Mudge v. . Varner

59 S.E. 540 | N.C. | 1907

Verdict and judgment for plaintiff, and defendant excepted and appealed. Plaintiff, holding a valid account, past due, for goods sold and delivered to the Globe Publishing Company, to the amount of $286.88, and having some reason to complaint of inattention on the part of the company to his letters concerning it, placed the same in the hands of an attorney for collection. Defendant, who was the (148) president of the Globe Company, wrote protesting against such course, whereupon plaintiff wrote that if defendant would give notes for the account and indorse the same, the plaintiff would withdraw the claim from the hands of the attorney. Defendant replied, giving plaintiff general assurance of payment, but not offering to indorse any notes for the account. Thereupon plaintiff wrote defendant a letter containing this statement: "Now, please do not misunderstand us; we are making a claim against the Globe Publishing Company, and not against you, and if you have any confidence yourself in the Globe Publishing Company you will indorse the notes. Should we have a satisfactory settlement from you by Friday of this week, properly secured, we will withdraw the claim entirely from the hands of the attorney; otherwise, we will authorize him to proceed to collect the account by suit, if necessary. If you should decide to indorse the note, and will wire us at once, we will withdraw the claim immediately." In reply, defendant wrote, on 25 June instant, saying: "Will you be so kind as to hold up this account until 10 July? If so, I will guarantee that it will be paid on that date." Plaintiff immediately replied, agreeing to the delay.

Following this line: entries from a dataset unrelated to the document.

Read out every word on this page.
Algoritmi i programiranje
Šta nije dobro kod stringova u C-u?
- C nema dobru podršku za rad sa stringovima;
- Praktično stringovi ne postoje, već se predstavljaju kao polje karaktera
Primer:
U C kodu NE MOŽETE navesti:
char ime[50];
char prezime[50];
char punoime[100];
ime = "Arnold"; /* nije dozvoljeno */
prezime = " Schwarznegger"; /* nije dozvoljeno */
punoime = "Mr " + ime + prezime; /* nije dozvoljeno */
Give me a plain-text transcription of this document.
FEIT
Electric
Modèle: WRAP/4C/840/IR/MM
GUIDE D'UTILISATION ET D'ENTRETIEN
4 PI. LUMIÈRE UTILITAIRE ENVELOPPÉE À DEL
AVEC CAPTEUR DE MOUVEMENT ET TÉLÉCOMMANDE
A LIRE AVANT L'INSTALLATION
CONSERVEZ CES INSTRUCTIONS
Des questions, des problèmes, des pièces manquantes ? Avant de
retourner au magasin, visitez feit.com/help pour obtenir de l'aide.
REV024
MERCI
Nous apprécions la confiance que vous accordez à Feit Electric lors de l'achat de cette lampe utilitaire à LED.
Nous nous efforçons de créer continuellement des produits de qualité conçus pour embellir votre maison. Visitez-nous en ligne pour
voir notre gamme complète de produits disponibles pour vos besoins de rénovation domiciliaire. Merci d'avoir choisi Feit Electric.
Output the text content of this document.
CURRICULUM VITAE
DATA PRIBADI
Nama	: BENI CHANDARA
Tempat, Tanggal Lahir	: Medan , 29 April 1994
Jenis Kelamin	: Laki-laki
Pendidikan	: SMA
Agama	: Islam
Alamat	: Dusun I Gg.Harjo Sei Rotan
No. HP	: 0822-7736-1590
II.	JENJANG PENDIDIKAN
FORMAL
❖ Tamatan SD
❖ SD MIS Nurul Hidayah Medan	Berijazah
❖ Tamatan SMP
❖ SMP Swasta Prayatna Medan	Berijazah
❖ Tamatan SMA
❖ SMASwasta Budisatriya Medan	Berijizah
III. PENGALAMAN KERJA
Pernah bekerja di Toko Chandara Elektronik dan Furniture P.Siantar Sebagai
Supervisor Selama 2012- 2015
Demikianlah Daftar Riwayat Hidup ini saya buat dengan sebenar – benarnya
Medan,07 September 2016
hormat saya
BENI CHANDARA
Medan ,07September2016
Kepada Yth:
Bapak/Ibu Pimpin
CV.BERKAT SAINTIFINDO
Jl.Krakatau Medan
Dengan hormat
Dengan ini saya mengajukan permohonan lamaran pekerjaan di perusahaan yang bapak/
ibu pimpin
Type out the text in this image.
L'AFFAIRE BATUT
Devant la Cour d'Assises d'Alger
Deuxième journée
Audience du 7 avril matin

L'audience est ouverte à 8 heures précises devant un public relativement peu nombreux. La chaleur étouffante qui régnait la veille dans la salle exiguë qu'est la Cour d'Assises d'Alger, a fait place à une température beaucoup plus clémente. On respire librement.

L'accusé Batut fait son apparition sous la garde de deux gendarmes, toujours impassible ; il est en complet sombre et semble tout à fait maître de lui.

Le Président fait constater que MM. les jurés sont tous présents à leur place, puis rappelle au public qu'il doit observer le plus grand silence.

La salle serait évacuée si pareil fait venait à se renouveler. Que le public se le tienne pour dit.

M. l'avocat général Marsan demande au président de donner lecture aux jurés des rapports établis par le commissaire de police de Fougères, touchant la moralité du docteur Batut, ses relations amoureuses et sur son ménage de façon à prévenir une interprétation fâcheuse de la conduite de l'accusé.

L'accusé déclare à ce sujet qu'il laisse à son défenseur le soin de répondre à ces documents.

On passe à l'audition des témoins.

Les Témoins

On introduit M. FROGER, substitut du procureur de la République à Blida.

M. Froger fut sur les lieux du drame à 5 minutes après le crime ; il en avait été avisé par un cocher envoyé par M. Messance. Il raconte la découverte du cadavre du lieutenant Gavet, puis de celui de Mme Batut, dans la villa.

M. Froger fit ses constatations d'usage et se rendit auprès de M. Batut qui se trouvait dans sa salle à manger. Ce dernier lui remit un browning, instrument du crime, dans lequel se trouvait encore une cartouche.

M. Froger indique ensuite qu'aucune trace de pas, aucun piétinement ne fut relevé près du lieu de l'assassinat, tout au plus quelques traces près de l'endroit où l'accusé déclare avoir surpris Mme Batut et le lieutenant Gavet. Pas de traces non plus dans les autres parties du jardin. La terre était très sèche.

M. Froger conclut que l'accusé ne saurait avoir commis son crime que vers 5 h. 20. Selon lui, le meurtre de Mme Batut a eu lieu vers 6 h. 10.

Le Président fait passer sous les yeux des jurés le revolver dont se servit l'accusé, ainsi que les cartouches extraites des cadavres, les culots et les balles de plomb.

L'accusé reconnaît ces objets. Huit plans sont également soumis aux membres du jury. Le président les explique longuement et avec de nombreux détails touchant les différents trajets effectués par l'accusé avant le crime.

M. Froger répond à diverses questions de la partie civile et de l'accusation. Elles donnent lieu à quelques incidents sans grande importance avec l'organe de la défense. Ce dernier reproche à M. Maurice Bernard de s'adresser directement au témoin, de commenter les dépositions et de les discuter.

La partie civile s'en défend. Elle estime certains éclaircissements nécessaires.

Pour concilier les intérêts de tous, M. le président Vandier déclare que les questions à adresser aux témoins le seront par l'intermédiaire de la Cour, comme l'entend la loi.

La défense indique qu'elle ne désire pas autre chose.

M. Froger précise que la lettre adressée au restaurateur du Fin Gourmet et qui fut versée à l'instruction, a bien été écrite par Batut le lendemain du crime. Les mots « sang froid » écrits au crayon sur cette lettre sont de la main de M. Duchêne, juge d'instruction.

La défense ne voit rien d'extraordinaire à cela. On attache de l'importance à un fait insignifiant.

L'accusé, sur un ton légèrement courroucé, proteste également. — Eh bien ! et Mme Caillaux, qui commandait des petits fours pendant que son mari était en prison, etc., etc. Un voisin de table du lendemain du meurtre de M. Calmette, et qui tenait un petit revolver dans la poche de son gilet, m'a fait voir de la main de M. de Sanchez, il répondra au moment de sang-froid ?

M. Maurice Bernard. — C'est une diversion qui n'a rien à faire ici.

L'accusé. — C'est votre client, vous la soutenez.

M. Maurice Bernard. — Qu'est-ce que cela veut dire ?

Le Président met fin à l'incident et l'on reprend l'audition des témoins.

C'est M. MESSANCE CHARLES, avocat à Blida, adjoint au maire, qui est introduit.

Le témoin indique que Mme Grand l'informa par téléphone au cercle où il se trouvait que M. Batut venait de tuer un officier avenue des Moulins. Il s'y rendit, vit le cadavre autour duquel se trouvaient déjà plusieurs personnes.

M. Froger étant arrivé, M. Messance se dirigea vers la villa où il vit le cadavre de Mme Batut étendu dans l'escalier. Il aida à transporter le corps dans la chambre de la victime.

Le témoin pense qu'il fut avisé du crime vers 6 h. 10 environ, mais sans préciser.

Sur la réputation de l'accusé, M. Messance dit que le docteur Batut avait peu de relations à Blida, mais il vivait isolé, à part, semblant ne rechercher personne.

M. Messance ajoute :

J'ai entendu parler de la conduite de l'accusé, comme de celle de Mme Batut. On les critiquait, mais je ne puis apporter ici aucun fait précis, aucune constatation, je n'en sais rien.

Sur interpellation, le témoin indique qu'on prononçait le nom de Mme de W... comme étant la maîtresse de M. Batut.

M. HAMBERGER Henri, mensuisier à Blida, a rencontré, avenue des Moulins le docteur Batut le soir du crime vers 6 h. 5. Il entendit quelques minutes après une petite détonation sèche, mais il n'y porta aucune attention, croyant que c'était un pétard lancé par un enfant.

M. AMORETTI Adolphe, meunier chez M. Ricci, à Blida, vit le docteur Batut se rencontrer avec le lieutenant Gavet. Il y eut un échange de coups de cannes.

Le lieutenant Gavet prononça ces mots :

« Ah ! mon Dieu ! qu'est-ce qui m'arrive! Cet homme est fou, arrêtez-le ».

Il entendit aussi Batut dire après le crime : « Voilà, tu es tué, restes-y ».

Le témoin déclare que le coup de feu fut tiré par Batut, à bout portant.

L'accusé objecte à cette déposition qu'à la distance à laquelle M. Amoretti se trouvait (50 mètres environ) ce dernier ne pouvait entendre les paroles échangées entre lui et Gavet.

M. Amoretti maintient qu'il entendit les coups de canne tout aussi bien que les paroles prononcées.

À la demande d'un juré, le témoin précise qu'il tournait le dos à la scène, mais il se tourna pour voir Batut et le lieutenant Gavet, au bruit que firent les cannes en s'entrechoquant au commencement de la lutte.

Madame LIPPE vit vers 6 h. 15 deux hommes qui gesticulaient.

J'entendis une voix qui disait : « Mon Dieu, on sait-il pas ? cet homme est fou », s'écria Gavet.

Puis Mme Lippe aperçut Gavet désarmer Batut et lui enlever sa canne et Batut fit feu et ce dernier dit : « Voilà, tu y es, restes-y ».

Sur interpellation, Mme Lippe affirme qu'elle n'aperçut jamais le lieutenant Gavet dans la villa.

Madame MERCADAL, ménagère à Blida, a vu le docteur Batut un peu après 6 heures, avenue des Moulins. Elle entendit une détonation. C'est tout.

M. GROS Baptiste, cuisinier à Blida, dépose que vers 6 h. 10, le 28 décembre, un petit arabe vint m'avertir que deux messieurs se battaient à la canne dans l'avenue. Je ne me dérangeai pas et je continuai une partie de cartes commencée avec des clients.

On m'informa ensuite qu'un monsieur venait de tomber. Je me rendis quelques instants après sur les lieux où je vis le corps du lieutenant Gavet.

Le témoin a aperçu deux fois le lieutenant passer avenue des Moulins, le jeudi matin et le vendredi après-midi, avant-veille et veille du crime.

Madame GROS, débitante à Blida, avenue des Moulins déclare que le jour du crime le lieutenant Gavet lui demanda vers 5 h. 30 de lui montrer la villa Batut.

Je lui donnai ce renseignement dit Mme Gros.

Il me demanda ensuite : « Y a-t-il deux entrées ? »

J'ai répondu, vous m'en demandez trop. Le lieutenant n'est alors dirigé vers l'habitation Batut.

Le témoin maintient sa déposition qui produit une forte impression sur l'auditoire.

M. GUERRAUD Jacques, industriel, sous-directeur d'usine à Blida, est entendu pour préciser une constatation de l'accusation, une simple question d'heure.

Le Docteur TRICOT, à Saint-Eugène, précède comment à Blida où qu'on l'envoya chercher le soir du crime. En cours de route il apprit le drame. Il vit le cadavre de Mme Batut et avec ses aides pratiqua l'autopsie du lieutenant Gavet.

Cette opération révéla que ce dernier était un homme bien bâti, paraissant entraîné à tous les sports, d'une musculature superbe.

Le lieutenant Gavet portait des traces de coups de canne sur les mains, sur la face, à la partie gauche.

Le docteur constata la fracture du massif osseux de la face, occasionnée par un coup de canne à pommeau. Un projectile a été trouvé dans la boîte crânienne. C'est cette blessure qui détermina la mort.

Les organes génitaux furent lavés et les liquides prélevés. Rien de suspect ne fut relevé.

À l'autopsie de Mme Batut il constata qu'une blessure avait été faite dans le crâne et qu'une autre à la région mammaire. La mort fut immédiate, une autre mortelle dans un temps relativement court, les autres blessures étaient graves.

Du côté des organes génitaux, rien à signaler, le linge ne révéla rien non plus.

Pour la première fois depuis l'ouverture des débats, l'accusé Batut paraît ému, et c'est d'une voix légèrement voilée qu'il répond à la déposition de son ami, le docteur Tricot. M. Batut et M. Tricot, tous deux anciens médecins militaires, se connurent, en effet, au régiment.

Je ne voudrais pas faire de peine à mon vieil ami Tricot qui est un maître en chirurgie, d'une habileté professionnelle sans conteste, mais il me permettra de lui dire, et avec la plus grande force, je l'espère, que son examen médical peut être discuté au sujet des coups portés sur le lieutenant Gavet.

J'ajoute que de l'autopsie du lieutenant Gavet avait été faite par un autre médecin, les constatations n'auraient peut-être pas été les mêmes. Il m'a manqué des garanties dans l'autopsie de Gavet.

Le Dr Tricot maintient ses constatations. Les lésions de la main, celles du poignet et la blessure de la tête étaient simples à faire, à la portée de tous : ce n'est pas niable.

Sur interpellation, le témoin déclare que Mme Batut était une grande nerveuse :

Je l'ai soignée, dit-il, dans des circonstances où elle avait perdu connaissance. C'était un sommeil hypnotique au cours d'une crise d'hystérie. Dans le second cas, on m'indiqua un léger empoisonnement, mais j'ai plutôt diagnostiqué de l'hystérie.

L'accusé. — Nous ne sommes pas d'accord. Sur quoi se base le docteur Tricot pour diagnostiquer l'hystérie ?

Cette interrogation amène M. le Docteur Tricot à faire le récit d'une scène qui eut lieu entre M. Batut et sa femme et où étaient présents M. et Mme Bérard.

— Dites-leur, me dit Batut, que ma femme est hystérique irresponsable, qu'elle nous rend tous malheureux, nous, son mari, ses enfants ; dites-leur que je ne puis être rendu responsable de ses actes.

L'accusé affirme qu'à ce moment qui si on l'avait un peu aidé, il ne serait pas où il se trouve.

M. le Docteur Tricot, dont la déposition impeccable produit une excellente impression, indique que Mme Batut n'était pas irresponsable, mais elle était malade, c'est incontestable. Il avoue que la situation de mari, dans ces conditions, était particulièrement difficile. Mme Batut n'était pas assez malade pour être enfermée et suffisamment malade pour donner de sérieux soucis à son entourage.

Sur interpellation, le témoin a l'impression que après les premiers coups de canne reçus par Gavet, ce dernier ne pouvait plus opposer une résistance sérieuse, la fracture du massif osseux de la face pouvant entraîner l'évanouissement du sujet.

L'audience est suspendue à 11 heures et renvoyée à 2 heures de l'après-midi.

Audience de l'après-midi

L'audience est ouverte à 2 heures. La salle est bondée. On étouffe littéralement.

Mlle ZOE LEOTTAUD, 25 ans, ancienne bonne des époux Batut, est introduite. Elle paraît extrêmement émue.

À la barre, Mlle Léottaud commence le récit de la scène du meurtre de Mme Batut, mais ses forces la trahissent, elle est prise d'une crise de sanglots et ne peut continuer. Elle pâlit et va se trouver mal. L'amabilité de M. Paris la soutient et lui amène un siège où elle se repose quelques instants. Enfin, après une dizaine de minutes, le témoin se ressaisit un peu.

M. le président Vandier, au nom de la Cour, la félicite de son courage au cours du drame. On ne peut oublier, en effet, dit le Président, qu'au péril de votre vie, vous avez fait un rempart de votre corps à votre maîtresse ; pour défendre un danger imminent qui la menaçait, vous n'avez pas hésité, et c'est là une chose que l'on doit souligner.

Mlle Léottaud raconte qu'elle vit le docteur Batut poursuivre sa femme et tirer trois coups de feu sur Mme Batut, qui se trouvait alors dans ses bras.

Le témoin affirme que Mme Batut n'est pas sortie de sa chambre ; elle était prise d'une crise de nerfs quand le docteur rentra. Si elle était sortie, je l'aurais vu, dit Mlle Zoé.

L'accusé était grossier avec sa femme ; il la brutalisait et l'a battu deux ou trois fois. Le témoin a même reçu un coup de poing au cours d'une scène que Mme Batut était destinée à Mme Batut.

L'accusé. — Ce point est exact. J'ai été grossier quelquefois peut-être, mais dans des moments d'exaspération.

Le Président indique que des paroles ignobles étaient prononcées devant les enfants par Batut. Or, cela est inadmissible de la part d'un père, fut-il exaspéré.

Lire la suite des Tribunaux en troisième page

The account was not paid, and some time thereafter the company became insolvent, and the present action was instituted against defendant, *108 personally, on the agreement contained in this written correspondence. Recovery was resisted by defendant, chiefly on the ground that the plaintiff was required to show that he had proceeded with diligence against the principal debtor. The evidence does not indicate very clearly that the plaintiff has been at all remiss in this respect, but, conceding that this should be established, we are of opinion that it would not avail to relieve defendant from liability, for the reason that the agreement shown by the correspondence is a guarantee of payment and not (149) simply of collection, and, on default of the principal, the defendant's obligation to pay became absolute. Cowan v. Roberts,134 N.C. 415; Jenkins v. Wilkinson, 107 N.C. 707; Jones v. Ashcraft,79 N.C. 173. In Jenkins v. Wilkinson, supra, the distinction between the two kinds of guarantee is well stated, and in that case the Court held: "(1) A. was indebted to B. and gave his promissory note, which at maturity, he failed to pay. In consideration of a further extension of the time for payment, C. executed a writing, promising to guarantee the payment of the debt, provided B. would hold a certain mortgage as collateral: Held, C. was liable as a guarantor of payment, and not as a mere guarantor of collection. (2) A guarantor of payment is liable upon an absolute promise to pay, upon failure of the principal debtor. (3) A guarantor of payment is liable upon a promise to pay the debt, upon condition that the guarantor shall diligently prosecute the principal debtor without success." The authority is decisive against this position of defendant.

It is objected further that the court declined to permit defendant to testify as to what he intended by the letter in which he guaranteed the payment, to wit, that he only intended to give the promise as president of the company and not as an individual, citing in support of his position the case of Typewriter Co. v. Hardware Co., 143 N.C. 97, and other case of like kind. But the principle announced in those cases has no application here, where the entire contract is shown to be in writing and the terms are explicit and free from ambiguity. The guarantee of defendant as president would have given no additional value to plaintiff's claim against the company; that was already acknowledged and complete. The entire correspondence conclusively shows that the guarantee expressed was that of defendant personally. In such case the correct doctrine is that a party to such a contract is not permitted to contradict or alter the agreement by showing that he did not intend the clear import of the terms in which the contract is expressed. (150) Bank v. Moore, 138 N.C. 529, and authorities cited; Clark on Contracts, pp. 386-401.

In the case before us the letters express the entire contract between the parties. The obligation on the part of the defendant is explicit and *109 absolute. The consideration, the assent to the delay asked for, is sufficient (Clark on Contracts, p. 121), and there is no reason shown why the plaintiff's recovery should not be sustained. The objection to the second deposition is without merit, and we find no error which gives defendant any just ground for complaint.

No error.

Cited: Basnight v. Jobbing Co., 148 N.C. 357; Rivenbark v. Teachey,150 N.C. 292; Hilliard v. Newberry, 153 N.C. 109; Kernodle v. Williams,ib., 485; Johnson v. Lassiter, 155 N.C. 52; Sykes v. Everett, 167 N.C. 608.